However, this amount includes large sums of money from corporate backers, such as Microsoft's injection into OpenAI and Amazon's funding for Anthropic. When narrowed down to traditional VC investments, the amount of funding for AI startups in 2023 was much lower, at a pace comparable to total funding in 2021.
Pitchbook senior analyst Brendan Burke said in a report that venture capital funding will go into “underlying core AI technologies and their ultimate vertical applications, rather than general-purpose middleware across audio, languages, images, and video.” He pointed out that he was becoming more concentrated.
In other words, a GenAI app that helps businesses increase e-commerce sales, parse legal documents, and maintain SOC2 compliance is probably just an app that makes the occasional nifty video or photo. is a more reliable option.
Clay Bavor, co-founder of Sierra, said AI startups are moving toward a B2B model not necessarily because of the cost of compute or cloud APIs, but because they want to target specific customers and iterate their products based on that feedback. He stated that he believes there is a high possibility of benefits from doing so. “I think everyone, myself included, is pretty optimistic that these AI models will get better and the costs will go down,” Baber says.
“There is real power in having a clear problem to solve for a specific customer,” he says. “And you can get feedback saying, 'Did this work?' Does this solve your problem? And if you can build a business around that, that becomes very powerful.”
ChatGPT has sparked an AI boom in part because it can agilely generate code one second and compose a sonnet the next, but Arvind Jain, CEO of AI startup Glean, says the nature of the technology remains He says he prefers narrow tools. According to him, on average, large companies use more than 1,000 different technology systems to store corporate data and information, so there is an opportunity for many smaller companies to sell their technology to these companies. is being born.

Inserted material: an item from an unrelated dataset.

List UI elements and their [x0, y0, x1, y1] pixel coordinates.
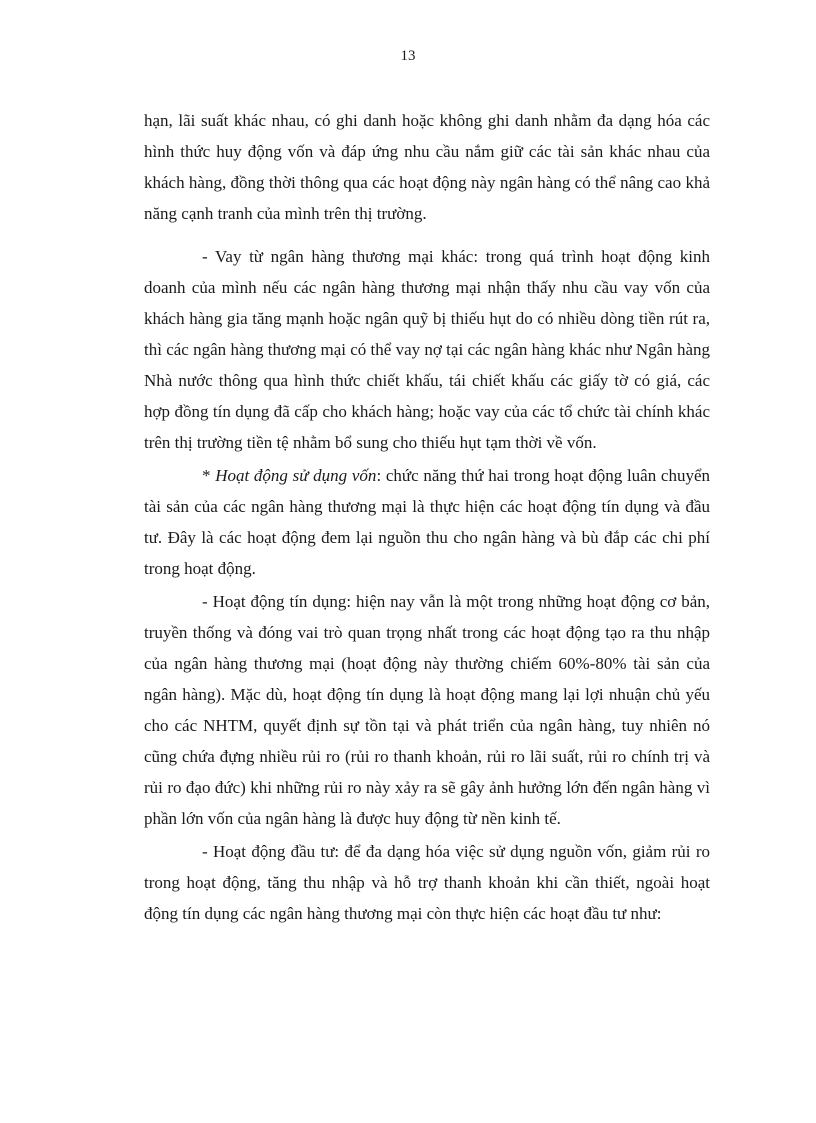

“In this world we live in, we have a bunch of fundamentally functional tools, each solving a very specific need. That's the way of the future,” says a Google searcher who has been searching for more than a decade. Mr. Jain, who has been involved in the project, says: Glean powers your workplace search engine by connecting to a variety of corporate apps. Founded in 2019, the company has raised more than $200 million in venture capital funding from Kleiner Perkins, Sequoia Capital, Coatue, and others.
Error checking
Tailoring generative AI products to serve enterprise customers presents challenges. Errors or “hallucinations” in systems like ChatGPT can have more serious implications in corporate, legal, or medical settings. Selling Gen AI tools to other companies also means meeting that company's privacy and security standards and, in some cases, legal and regulatory requirements for the field.

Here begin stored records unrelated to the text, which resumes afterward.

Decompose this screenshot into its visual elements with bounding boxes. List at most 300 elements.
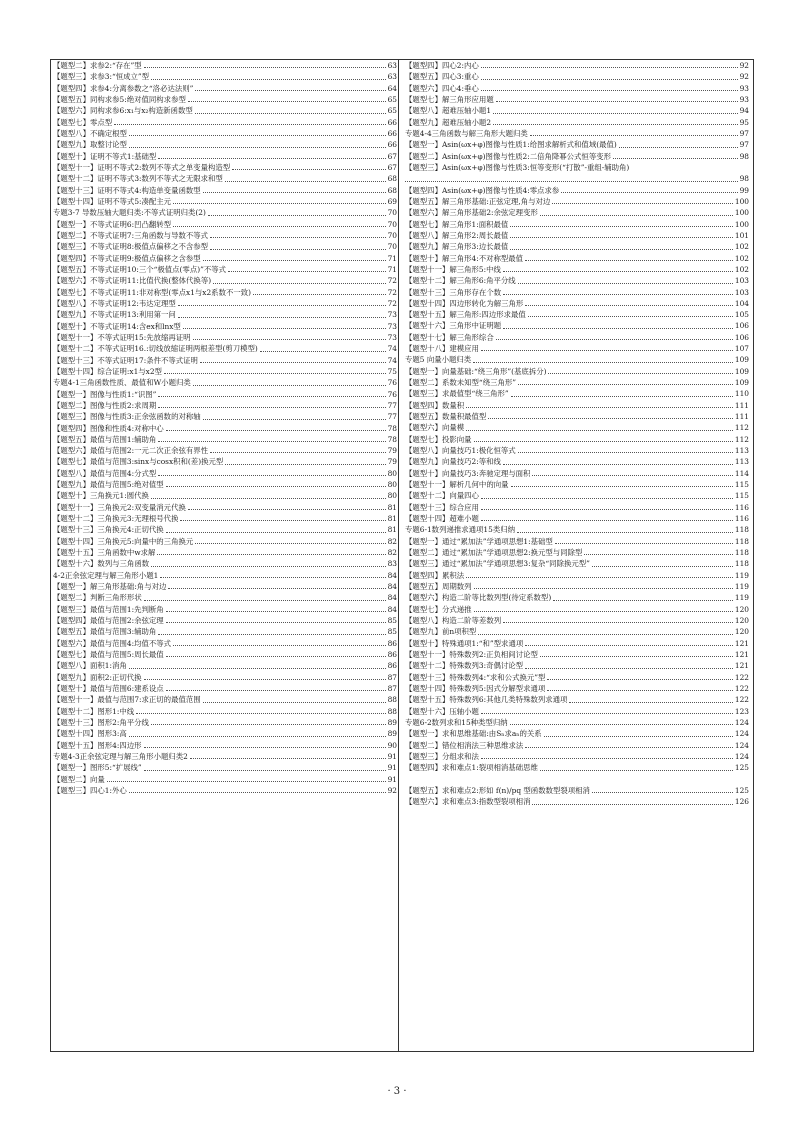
toc-entry-title: 判断三角形形状	[89, 593, 142, 603]
toc-page-number: 65	[387, 106, 397, 116]
toc-entry[interactable]	[405, 366, 749, 377]
toc-section-heading[interactable]	[405, 128, 749, 139]
toc-entry-tag: 【题型三】	[405, 559, 442, 569]
toc-entry-tag: 【题型四】	[405, 185, 442, 195]
toc-entry-tag: 【题型八】	[405, 106, 442, 116]
toc-entry-tag: 【题型四】	[53, 616, 90, 626]
toc-entry[interactable]	[53, 196, 397, 207]
toc-entry-tag: 【题型七】	[405, 219, 442, 229]
toc-entry[interactable]	[53, 774, 397, 785]
toc-page-number: 89	[387, 718, 397, 728]
toc-entry-title: 向量模	[441, 423, 465, 433]
toc-section-heading[interactable]	[405, 354, 749, 365]
toc-entry[interactable]	[405, 649, 749, 660]
toc-entry-tag: 【题型十三】	[53, 718, 98, 728]
toc-section-heading[interactable]	[405, 717, 749, 728]
toc-entry[interactable]	[53, 502, 397, 513]
toc-entry-tag: 【题型五】	[405, 412, 442, 422]
toc-entry[interactable]	[405, 740, 749, 751]
toc-entry[interactable]	[405, 287, 749, 298]
toc-entry[interactable]	[405, 230, 749, 241]
dot-leader	[503, 622, 733, 623]
toc-page-number: 83	[387, 559, 397, 569]
toc-entry[interactable]	[53, 321, 397, 332]
toc-entry-tag: 【题型九】	[405, 117, 442, 127]
dot-leader	[210, 249, 386, 250]
toc-entry[interactable]	[53, 423, 397, 434]
toc-entry-title: 向量技巧1:极化恒等式	[441, 446, 516, 456]
toc-page-number: 100	[734, 219, 749, 229]
toc-entry-tag: 【题型四】	[53, 423, 90, 433]
toc-page-number: 79	[387, 457, 397, 467]
toc-page-number: 122	[734, 695, 749, 705]
toc-entry[interactable]	[405, 513, 749, 524]
toc-entry[interactable]	[53, 366, 397, 377]
toc-entry-tag: 【题型七】	[405, 604, 442, 614]
toc-entry[interactable]	[405, 615, 749, 626]
toc-entry-tag: 【题型十】	[53, 684, 90, 694]
toc-entry[interactable]	[53, 468, 397, 479]
toc-entry[interactable]	[53, 83, 397, 94]
toc-entry[interactable]	[405, 638, 749, 649]
dot-leader	[253, 294, 386, 295]
toc-entry-tag: 【题型十五】	[405, 310, 450, 320]
toc-entry[interactable]	[405, 479, 749, 490]
toc-entry[interactable]	[53, 332, 397, 343]
toc-page-number: 82	[387, 548, 397, 558]
toc-entry-title: 三角换元4:正切代换	[97, 525, 164, 535]
toc-entry[interactable]	[405, 388, 749, 399]
toc-page-number: 70	[387, 208, 397, 218]
toc-entry[interactable]	[53, 479, 397, 490]
toc-entry-title: 最值与范围7:求正切的最值范围	[97, 695, 201, 705]
dot-leader	[129, 147, 386, 148]
toc-entry-title: Asin(ωx+φ)图像与性质2:二倍角降幂公式恒等变形	[441, 151, 611, 161]
toc-entry[interactable]	[405, 774, 749, 797]
toc-entry[interactable]	[405, 253, 749, 264]
toc-entry-tag: 【题型二】	[53, 400, 90, 410]
dot-leader	[158, 475, 385, 476]
toc-entry[interactable]	[405, 558, 749, 569]
toc-entry[interactable]	[53, 241, 397, 252]
toc-page-number: 99	[739, 185, 749, 195]
toc-entry[interactable]	[53, 411, 397, 422]
toc-entry[interactable]	[405, 83, 749, 94]
toc-page-number: 84	[387, 604, 397, 614]
dot-leader	[525, 645, 733, 646]
toc-entry[interactable]	[405, 264, 749, 275]
toc-entry-title: 三角换元3:无理根号代换	[97, 514, 179, 524]
dot-leader	[547, 679, 732, 680]
toc-entry-tag: 【题型九】	[53, 140, 90, 150]
toc-entry[interactable]	[405, 185, 749, 196]
toc-entry[interactable]	[53, 253, 397, 264]
toc-page-number: 122	[734, 672, 749, 682]
toc-section-heading[interactable]	[405, 524, 749, 535]
toc-entry[interactable]	[53, 649, 397, 660]
toc-entry[interactable]	[405, 445, 749, 456]
toc-entry-tag: 【题型十四】	[53, 196, 98, 206]
toc-page-number: 122	[734, 683, 749, 693]
toc-entry-tag: 【题型二】	[405, 151, 442, 161]
toc-right-column	[405, 60, 749, 808]
toc-entry-tag: 【题型九】	[53, 672, 90, 682]
toc-page-number: 111	[734, 412, 749, 422]
toc-entry[interactable]	[53, 151, 397, 162]
toc-page-number: 80	[387, 491, 397, 501]
toc-entry-title: 不等式证明13:利用第一问	[89, 310, 176, 320]
toc-entry[interactable]	[405, 536, 749, 547]
toc-entry-title: 面积1:消角	[89, 661, 127, 671]
toc-entry[interactable]	[53, 94, 397, 105]
toc-entry[interactable]	[405, 694, 749, 705]
toc-page-number: 80	[387, 480, 397, 490]
dot-leader	[157, 554, 385, 555]
toc-entry-tag: 【题型十三】	[53, 525, 98, 535]
dot-leader	[540, 770, 733, 771]
toc-entry[interactable]	[53, 456, 397, 467]
toc-entry-tag: 【题型十一】	[405, 650, 450, 659]
dot-leader	[481, 67, 738, 68]
toc-entry-title: 解三角形2:周长最值	[441, 230, 509, 240]
toc-entry[interactable]	[405, 422, 749, 433]
toc-entry[interactable]	[405, 60, 749, 71]
toc-page-number: 73	[387, 310, 397, 320]
dot-leader	[532, 804, 732, 805]
toc-entry-title: 不等式证明11:非对称型(零点x1与x2系数不一致)	[89, 287, 252, 297]
toc-entry[interactable]	[53, 287, 397, 298]
toc-page-number: 72	[387, 287, 397, 297]
toc-entry[interactable]	[53, 547, 397, 558]
toc-entry[interactable]	[53, 389, 397, 400]
toc-entry-tag: 【题型十六】	[53, 559, 98, 569]
toc-entry[interactable]	[405, 377, 749, 388]
toc-entry[interactable]	[405, 796, 749, 807]
dot-leader	[493, 124, 738, 125]
toc-entry[interactable]	[405, 207, 749, 218]
dot-leader	[188, 509, 386, 510]
dot-leader	[517, 532, 733, 533]
toc-entry-title: 证明不等式5:凑配主元	[97, 196, 172, 206]
toc-entry[interactable]	[53, 728, 397, 739]
toc-entry-title: 最值与范围2:一元二次正余弦有界性	[89, 446, 209, 456]
toc-entry-tag: 【题型七】	[53, 650, 90, 660]
toc-entry[interactable]	[405, 117, 749, 128]
toc-entry-title: 最值与范围3:sinx与cosx积和(差)换元型	[89, 457, 224, 467]
toc-entry[interactable]	[53, 71, 397, 82]
dot-leader	[195, 543, 385, 544]
toc-entry[interactable]	[53, 219, 397, 230]
toc-entry[interactable]	[53, 275, 397, 286]
toc-entry-tag: 【题型三】	[53, 242, 90, 252]
toc-entry[interactable]	[405, 343, 749, 354]
toc-entry[interactable]	[53, 592, 397, 603]
toc-entry-tag: 【题型五】	[405, 785, 442, 795]
toc-entry-tag: 【题型六】	[405, 593, 442, 603]
toc-entry[interactable]	[53, 117, 397, 128]
toc-entry-tag: 【题型四】	[405, 400, 442, 410]
toc-entry-tag: 【题型七】	[405, 434, 442, 444]
toc-entry-title: 四心1:外心	[89, 786, 127, 795]
toc-entry[interactable]	[405, 581, 749, 592]
toc-entry-tag: 【题型十】	[405, 638, 442, 648]
toc-entry-title: 向量基础:“绕三角形”(基底拆分)	[441, 366, 547, 376]
toc-entry[interactable]	[53, 762, 397, 773]
toc-page-number: 93	[739, 94, 749, 104]
toc-entry[interactable]	[53, 660, 397, 671]
toc-entry-title: 解三角形3:边长最值	[441, 242, 509, 252]
dot-leader	[164, 373, 386, 374]
toc-entry-title: 解三角形4:不对称型最值	[441, 253, 524, 263]
toc-page-number: 101	[734, 230, 749, 240]
toc-entry[interactable]	[53, 558, 397, 569]
toc-entry[interactable]	[53, 434, 397, 445]
toc-entry[interactable]	[405, 219, 749, 230]
toc-section-heading[interactable]	[53, 570, 397, 581]
dot-leader	[569, 702, 732, 703]
toc-page-number: 109	[734, 378, 749, 388]
toc-entry[interactable]	[405, 468, 749, 479]
dot-leader	[129, 736, 386, 737]
toc-entry-title: 构造二阶等差数列	[441, 616, 502, 626]
toc-entry[interactable]	[405, 411, 749, 422]
toc-entry[interactable]	[405, 547, 749, 558]
toc-entry-title: 求参2:“存在”型	[89, 61, 142, 70]
toc-entry-title: 解三角形基础:正弦定理,角与对边	[441, 196, 551, 206]
toc-entry-tag: 【题型十三】	[405, 502, 450, 512]
toc-entry[interactable]	[405, 320, 749, 331]
toc-entry[interactable]	[53, 343, 397, 354]
toc-entry[interactable]	[405, 275, 749, 286]
toc-entry-title: 通过“累加法”学通项思想1:基础型	[441, 536, 553, 546]
toc-entry[interactable]	[53, 524, 397, 535]
dot-leader	[168, 588, 385, 589]
dot-leader	[478, 634, 733, 635]
toc-entry[interactable]	[405, 660, 749, 671]
toc-entry[interactable]	[405, 604, 749, 615]
toc-entry[interactable]	[53, 706, 397, 717]
dot-leader	[481, 713, 733, 714]
toc-page-number: 120	[734, 627, 749, 637]
toc-entry-title: 解三角形6:角平分线	[449, 276, 516, 286]
toc-entry-tag: 【题型六】	[405, 423, 442, 433]
toc-entry-title: 专题6-1数列递推求通项15类归纳	[405, 525, 515, 535]
dot-leader	[525, 260, 733, 261]
toc-page-number: 102	[734, 264, 749, 274]
toc-entry-tag: 【题型十一】	[53, 695, 98, 705]
toc-entry-tag: 【题型八】	[405, 230, 442, 240]
toc-page-number: 104	[734, 298, 749, 308]
toc-entry-title: 最值与范围5:绝对值型	[89, 480, 164, 490]
toc-entry-title: 图形3:高	[97, 729, 127, 739]
toc-page-number: 64	[387, 83, 397, 93]
toc-page-number: 92	[739, 72, 749, 82]
toc-section-heading[interactable]	[53, 751, 397, 762]
toc-entry-title: Asin(ωx+φ)图像与性质4:零点求参	[441, 185, 560, 195]
dot-leader	[210, 452, 386, 453]
toc-entry[interactable]	[53, 60, 397, 71]
toc-entry[interactable]	[405, 309, 749, 320]
toc-entry-title: 图形5:“扩展线”	[89, 763, 142, 773]
toc-entry[interactable]	[53, 694, 397, 705]
toc-entry-title: 专题6-2数列求和15种类型归纳	[405, 717, 508, 727]
toc-entry[interactable]	[405, 94, 749, 105]
toc-entry[interactable]	[405, 400, 749, 411]
toc-entry[interactable]	[405, 751, 749, 762]
toc-entry-tag: 【题型五】	[405, 72, 442, 82]
toc-entry[interactable]	[405, 71, 749, 82]
toc-page-number: 70	[387, 230, 397, 240]
toc-entry[interactable]	[405, 683, 749, 694]
toc-page-number: 97	[739, 140, 749, 150]
dot-leader	[466, 407, 733, 408]
toc-entry[interactable]	[53, 638, 397, 649]
toc-entry[interactable]	[405, 592, 749, 603]
toc-entry-tag: 【题型三】	[53, 412, 90, 422]
toc-entry-title: 最值与范围1:先判断角	[89, 604, 164, 614]
toc-entry[interactable]	[405, 456, 749, 467]
toc-entry[interactable]	[405, 298, 749, 309]
toc-entry[interactable]	[53, 626, 397, 637]
dot-leader	[129, 668, 386, 669]
toc-entry[interactable]	[405, 241, 749, 252]
dot-leader	[107, 781, 386, 782]
toc-entry[interactable]	[53, 298, 397, 309]
toc-entry[interactable]	[405, 502, 749, 513]
dot-leader	[166, 622, 386, 623]
dot-leader	[474, 588, 733, 589]
toc-entry[interactable]	[405, 706, 749, 717]
toc-page-number: 114	[734, 468, 749, 478]
toc-section-heading[interactable]	[53, 207, 397, 218]
toc-entry[interactable]	[405, 105, 749, 116]
toc-entry-tag: 【题型八】	[53, 128, 90, 138]
toc-entry[interactable]	[53, 445, 397, 456]
toc-entry[interactable]	[53, 162, 397, 173]
toc-entry[interactable]	[405, 762, 749, 773]
toc-entry-title: 最值与范围5:周长最值	[89, 650, 164, 660]
toc-entry[interactable]	[53, 185, 397, 196]
toc-entry[interactable]	[405, 728, 749, 739]
dot-leader	[525, 747, 733, 748]
toc-entry[interactable]	[53, 128, 397, 139]
toc-entry[interactable]	[53, 309, 397, 320]
toc-entry-tag: 【题型十三】	[405, 672, 450, 682]
toc-page-number: 76	[387, 378, 397, 388]
toc-page-number: 82	[387, 536, 397, 546]
toc-page-number: 88	[387, 695, 397, 705]
toc-entry[interactable]	[405, 626, 749, 637]
toc-entry[interactable]	[53, 490, 397, 501]
toc-entry-tag: 【题型十二】	[405, 661, 450, 671]
toc-entry[interactable]	[53, 785, 397, 796]
toc-page-number: 70	[387, 219, 397, 229]
toc-entry-tag: 【题型二】	[53, 230, 90, 240]
toc-entry[interactable]	[53, 717, 397, 728]
toc-entry[interactable]	[405, 672, 749, 683]
toc-entry[interactable]	[405, 162, 749, 185]
toc-entry[interactable]	[53, 230, 397, 241]
toc-entry-tag: 【题型五】	[53, 434, 90, 444]
toc-entry[interactable]	[53, 683, 397, 694]
dot-leader	[195, 90, 385, 91]
toc-entry-title: 不等式证明7:三角函数与导数不等式	[89, 230, 209, 240]
toc-page-number: 121	[734, 650, 749, 659]
dot-leader	[129, 135, 386, 136]
toc-entry-title: 图像和性质4:对称中心	[89, 423, 164, 433]
toc-entry-title: 解三角形1:面积最值	[441, 219, 509, 229]
toc-entry[interactable]	[53, 264, 397, 275]
toc-entry[interactable]	[53, 513, 397, 524]
dot-leader	[178, 305, 386, 306]
toc-entry-title: 专题4-4三角函数与解三角形大题归类	[405, 128, 528, 138]
toc-entry[interactable]	[53, 581, 397, 592]
toc-entry[interactable]	[53, 615, 397, 626]
toc-entry-title: 系数未知型“绕三角形”	[441, 378, 517, 388]
toc-entry-title: 求参3:“恒成立”型	[89, 72, 150, 82]
toc-entry[interactable]	[405, 139, 749, 150]
toc-entry-title: Asin(ωx+φ)图像与性质3:恒等变形(“打散”-重组-辅助角)	[441, 162, 630, 172]
toc-entry-tag: 【题型二】	[405, 740, 442, 750]
toc-entry[interactable]	[405, 151, 749, 162]
toc-entry[interactable]	[53, 139, 397, 150]
toc-entry[interactable]	[53, 740, 397, 751]
toc-page-number: 106	[734, 332, 749, 342]
toc-entry-tag: 【题型四】	[405, 61, 442, 70]
dot-leader	[158, 396, 385, 397]
toc-entry[interactable]	[405, 570, 749, 581]
toc-entry[interactable]	[53, 355, 397, 366]
toc-entry[interactable]	[405, 332, 749, 343]
toc-entry[interactable]	[53, 173, 397, 184]
toc-entry-title: 特殊通项1:“和”型求通项	[441, 638, 524, 648]
toc-entry[interactable]	[53, 536, 397, 547]
toc-section-heading[interactable]	[53, 377, 397, 388]
toc-entry[interactable]	[53, 672, 397, 683]
toc-entry-title: 解三角形5:中线	[449, 264, 501, 274]
toc-entry-title: 图形1:中线	[97, 706, 135, 716]
toc-entry-title: 三角换元1:圆代换	[89, 491, 149, 501]
toc-entry-title: 通过“累加法”学通项思想3:复杂“同除换元型”	[441, 559, 590, 569]
toc-entry-title: 三角换元5:向量中的三角换元	[97, 536, 194, 546]
toc-entry-title: 解三角形基础:角与对边	[89, 582, 167, 592]
toc-entry-tag: 【题型七】	[53, 287, 90, 297]
toc-entry-tag: 【题型十三】	[405, 287, 450, 297]
toc-entry[interactable]	[53, 105, 397, 116]
toc-entry-tag: 【题型二】	[53, 61, 90, 70]
dot-leader	[518, 384, 733, 385]
dot-leader	[203, 260, 386, 261]
toc-entry[interactable]	[405, 196, 749, 207]
toc-entry-title: 图像与性质2:求周期	[89, 400, 157, 410]
dot-leader	[173, 203, 386, 204]
dot-leader	[530, 135, 738, 136]
toc-entry-title: 不等式证明8:极值点偏移之不含参型	[89, 242, 209, 252]
toc-entry-title: 不确定根型	[89, 128, 127, 138]
toc-entry-title: 解三角形综合	[449, 332, 494, 342]
toc-page-number: 66	[387, 140, 397, 150]
dot-leader	[195, 113, 386, 114]
toc-entry[interactable]	[53, 400, 397, 411]
toc-entry[interactable]	[405, 490, 749, 501]
toc-entry-tag: 【题型三】	[405, 751, 442, 761]
toc-entry-title: 不等式证明9:极值点偏移之含参型	[89, 253, 201, 263]
toc-entry-title: 不等式证明12:韦达定理型	[89, 298, 176, 308]
dot-leader	[592, 566, 733, 567]
toc-entry[interactable]	[53, 604, 397, 615]
toc-entry-title: 综合应用	[449, 502, 479, 512]
toc-entry[interactable]	[405, 434, 749, 445]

“It's another thing for ChatGPT and Midjourney to be creative for the end user,” Bavor said. “It’s quite another for AI to be creative in the context of business applications.”
Bavor said Sierra has “spent a lot of effort” establishing safety measures and parameters to ensure it meets security and compliance standards. This includes using AI to adjust Sierra's AI. He explains that while it uses an AI model that generates correct responses 90% of the time, much higher levels of accuracy can be achieved when layered with additional technology that can find and correct some errors.
“AI systems need to be well-established for enterprise use cases,” says Jain, CEO of Glean. “Imagine a nurse in a hospital system using AI to make some decisions about patient care. You can't go wrong.”
Unpredictable threats to small AI companies selling their products to enterprise customers: A giant generation of AI unicorns like OpenAI, with fast-growing sales teams, have been built by idiosyncratic startups. What if you decide to deploy the exact same tool?
Many of the AI startups WIRED spoke to are moving away from full reliance on OpenAI's technology by leveraging alternatives like Anthropic's Claude or open source large-scale language models like Meta's Llama 3. trying to break away from. Some startups intend to eventually build their own AI technology. However, many AI entrepreneurs are being forced to pay for access to OpenAI's technology while potentially competing with it in the future.
Peiris, a Tome resident, considered this question and said he is currently focused specifically on sales and marketing use cases and is “amazed by the quality of production we produce for these people.”